Hirschfeldia incana (L.) Lagr.-Foss.
Quem visita andares-modelo em novas urbanizações começa por dirigir-se a uma barraca onde, além do vendedor sentado à secretária, encontra uma maquete do projecto sobre uma mesa forrada a verde. No lugar do estaleiro esburacado e poeirento, semeado de entulhos, promete a maquete que há-de nascer um jardim; no qual, a julgar pelas figurinhas humanas que a povoam, hão-de passear famílias elegantes e louras. O possível comprador, que não é louro mas é casado com uma mulher que por vezes o é, que ainda não tem filhos mas prevê que, quando os tiver, eles não serão louros enquanto não frequentarem cabeleireiros, sabe que a realidade nunca estará à altura da maquete. E não hão-de ser apenas a cor do cabelo, o tom da pele ou a indumentária dos futuros moradores a desmentirem a profecia. O mais provável é que nunca venha a existir jardim, mas apenas um relvado que em pouco tempo cairá no desmazelo; ou nem isso, e os montes de entulho eternizar-se-ão na paisagem quotidiana. O promotor não terá desistido de fazer o jardim, mas a urbanização previa mais quatro ou cinco prédios além dos dois que já começam a ser habitados, e a crise obriga a adiar indefinidamente a sua construção. O jardim, toque final de requinte que daria coerência a todo o projecto, não pode ser executado aos pedacinhos.

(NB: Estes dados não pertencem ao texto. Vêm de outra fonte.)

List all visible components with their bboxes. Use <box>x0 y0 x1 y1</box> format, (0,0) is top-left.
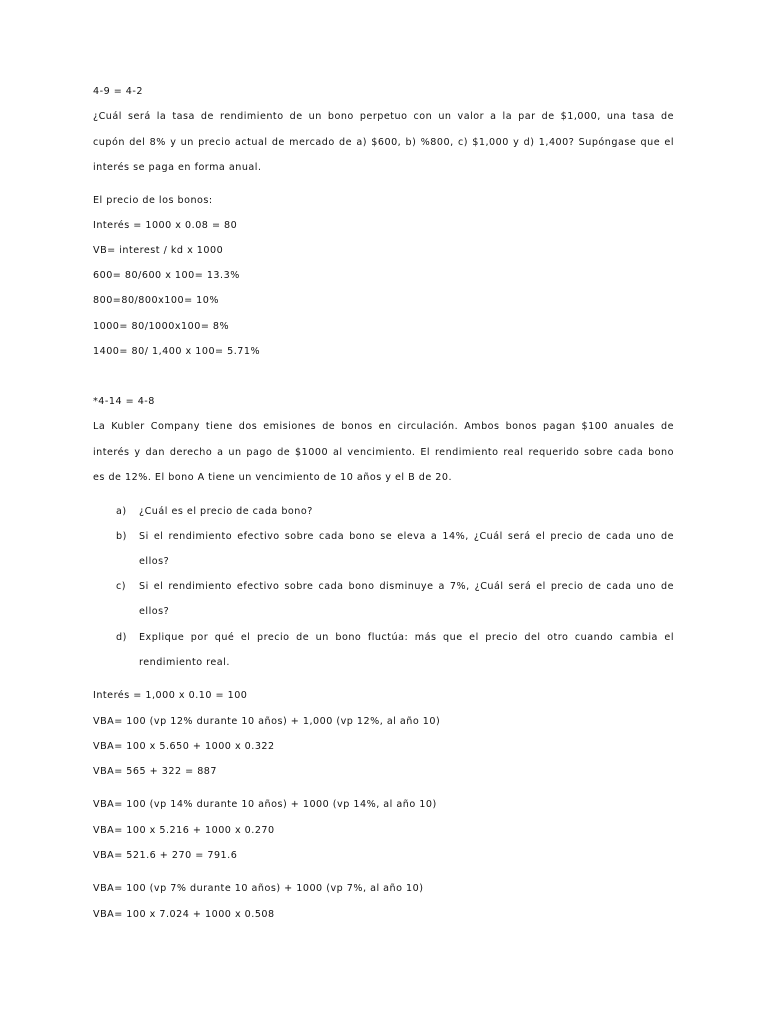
item-a-label: a) <box>116 506 127 517</box>
calc-line: VBA= 100 (vp 14% durante 10 años) + 1000 (vp 14%, al año 10) <box>93 799 437 810</box>
problem-2-line-3: es de 12%. El bono A tiene un vencimiento de 10 años y el B de 20. <box>93 472 453 483</box>
question-1-line-2: cupón del 8% y un precio actual de mercado de a) $600, b) %800, c) $1,000 y d) 1,400? Supóngase que el <box>93 137 674 148</box>
item-b-label: b) <box>116 531 127 542</box>
item-c-text: Si el rendimiento efectivo sobre cada bono disminuye a 7%, ¿Cuál será el precio de cada uno de <box>139 581 674 592</box>
item-b-text: Si el rendimiento efectivo sobre cada bono se eleva a 14%, ¿Cuál será el precio de cada uno de <box>139 531 674 542</box>
item-d-label: d) <box>116 632 127 643</box>
item-d-text-cont: rendimiento real. <box>139 657 230 668</box>
item-c-label: c) <box>116 581 127 592</box>
calc-line: Interés = 1,000 x 0.10 = 100 <box>93 690 248 701</box>
bond-price-heading: El precio de los bonos: <box>93 195 213 206</box>
problem-2-line-1: La Kubler Company tiene dos emisiones de bonos en circulación. Ambos bonos pagan $100 anuales de <box>93 421 674 432</box>
question-1-line-1: ¿Cuál será la tasa de rendimiento de un bono perpetuo con un valor a la par de $1,000, una tasa de <box>93 111 674 122</box>
calc-line: VBA= 565 + 322 = 887 <box>93 766 218 777</box>
calc-line: VBA= 100 x 7.024 + 1000 x 0.508 <box>93 909 275 920</box>
calc-line: VBA= 521.6 + 270 = 791.6 <box>93 850 238 861</box>
calc-line: VBA= 100 x 5.650 + 1000 x 0.322 <box>93 741 275 752</box>
item-d-text: Explique por qué el precio de un bono fluctúa: más que el precio del otro cuando cambia el <box>139 632 674 643</box>
calc-1000: 1000= 80/1000x100= 8% <box>93 321 230 332</box>
item-c-text-cont: ellos? <box>139 606 170 617</box>
calc-600: 600= 80/600 x 100= 13.3% <box>93 270 240 281</box>
item-a-text: ¿Cuál es el precio de cada bono? <box>139 506 313 517</box>
calc-line: VBA= 100 (vp 12% durante 10 años) + 1,000 (vp 12%, al año 10) <box>93 716 441 727</box>
calc-line: VBA= 100 x 5.216 + 1000 x 0.270 <box>93 825 275 836</box>
section-2-heading: *4-14 = 4-8 <box>93 396 155 407</box>
vb-formula: VB= interest / kd x 1000 <box>93 245 224 256</box>
calc-1400: 1400= 80/ 1,400 x 100= 5.71% <box>93 346 261 357</box>
section-1-heading: 4-9 = 4-2 <box>93 86 143 97</box>
item-b-text-cont: ellos? <box>139 556 170 567</box>
interest-calc: Interés = 1000 x 0.08 = 80 <box>93 220 238 231</box>
calc-line: VBA= 100 (vp 7% durante 10 años) + 1000 (vp 7%, al año 10) <box>93 883 424 894</box>
question-1-line-3: interés se paga en forma anual. <box>93 162 262 173</box>
calc-800: 800=80/800x100= 10% <box>93 295 220 306</box>
problem-2-line-2: interés y dan derecho a un pago de $1000 al vencimiento. El rendimiento real requerido sobre cada bono <box>93 447 674 458</box>
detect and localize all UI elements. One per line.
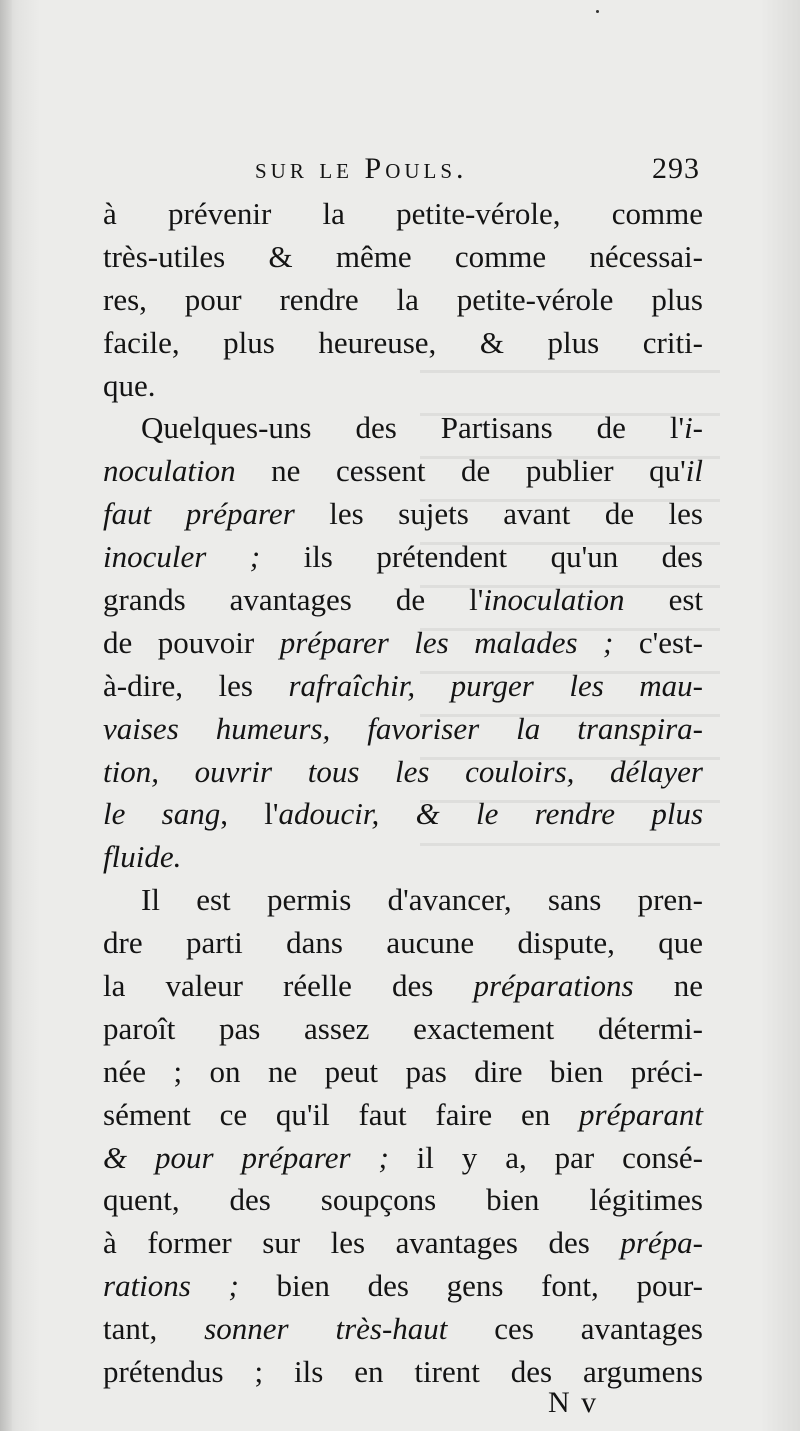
- text-line: res, pour rendre la petite-vérole plus: [103, 281, 703, 317]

Ainda assim, os ocupantes da urbanização não deixarão de ter flores à porta de casa. Elas serão até em maior quantidade e variedade do que seriam se, em vez do entulho, a janela da sala abrisse para um relvado minimalista. Há um sem-número de plantas, ditas
ruderais, que se especializaram em habitats degradados e provisórios. Algumas, como a
Hirschfeldia incana, são desgrenhadas e não têm pinta para concursos de beleza; outras, como os gerânios e as papoilas, só não se igualam às mais delicadas flores de jardim porque um preconceito de classe as impede de serem apreciadas como merecem. E, como aquilo não é natureza mas uma caricatura que o desleixo ajudou a criar, o efeito geral do entulho em flor não é de uma simetria colorida e repousante; é de uma luta sem quartel pela sobrevivência.
À semelhança dos gatos que fazem dos baldios urbanos a sua casa, as plantas sem eira nem beira que lá moram não têm nome. Na verdade, certos gatos menos esquivos acabam por ter muitos nomes, cada um deles atribuído por alguma pessoa das suas relações que ignora todos os demais. E a
Hirschfeldia incana, além de ter um nome popular e verdadeiro,
ineixa, tem também um inacreditável,
hirsféldia-de-pêlo-branco. É improvável, porém, que quem veja esta planta nas traseiras do seu prédio conheça estes nomes ou se dê ao trabalho de inventar algum para seu uso.
Da família dos rabanetes e das couves, como aliás recorda o nome castelhano
rabaniza amarilla, não consta que a hirsféldia-de-pêlo-branco [
risos abafados] seja vulgarmente usada para alimentação humana, embora tenha folhas comestíveis. É uma planta bienal com floração primaveril ou estival, e com hastes que ultrapassam um metro de altura. Distingue-se, na fase da frutificação, pela ramificação profusa e desordenada e pelas numerosas vagens comprimidas sobre os eixos das inflorescências (foto 5). Ocorre por toda a Península Ibérica e região mediterrânica, em terrenos incultos ou como infestante de cultivos.